IMPACT OF THE TRADE WAR ON BUSINESSES: UNDERSTANDING AND MITIGATING RISKS

The ripple effects of the trade war initiated by the US are far-reaching, carrying consequences that cut across jurisdictions and sectors – even those not directly affected are feeling the macro effects.

Businesses are wise to consider the implications of the trade war, whether from the immediate effects of changes to applicable tariffs themselves or the knock-on effects and uncertainty caused by the stop and go approach taken by the US in changing its tariff regime and the retaliatory measures of other countries. Changes such as increases in the cost of doing business, supply chain disruption and political and economic uncertainty increase the risks faced by businesses engaged in international trade.

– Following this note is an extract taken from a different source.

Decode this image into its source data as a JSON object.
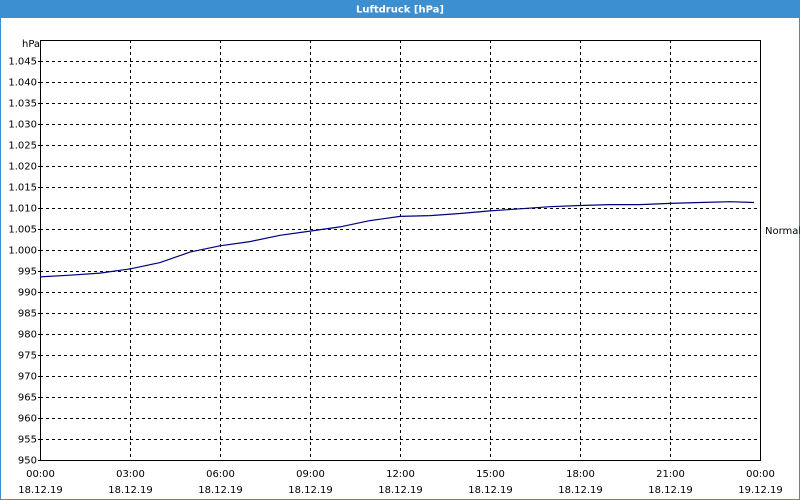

Businesses looking to proactively manage the array of risks posed by the trade war should consider their exposure and opportunities holistically. In addition to exploring trade-law remedies, that involves considering solutions available through international investment law. Businesses should also examine existing commercial contracts for key provisions that may be relied upon to manage new risks and negotiate commercial contracts with these new commercial realities in mind.

On the contract side, the key contractual clauses to focus on are those that are most likely to be relied upon to manage the risks and increased costs created by the recent trade measures. These are the clauses that businesses or their counterparties are most likely to try to rely on to terminate contracts, excuse non-performance or seek relief from the impacts of trade-related pressures.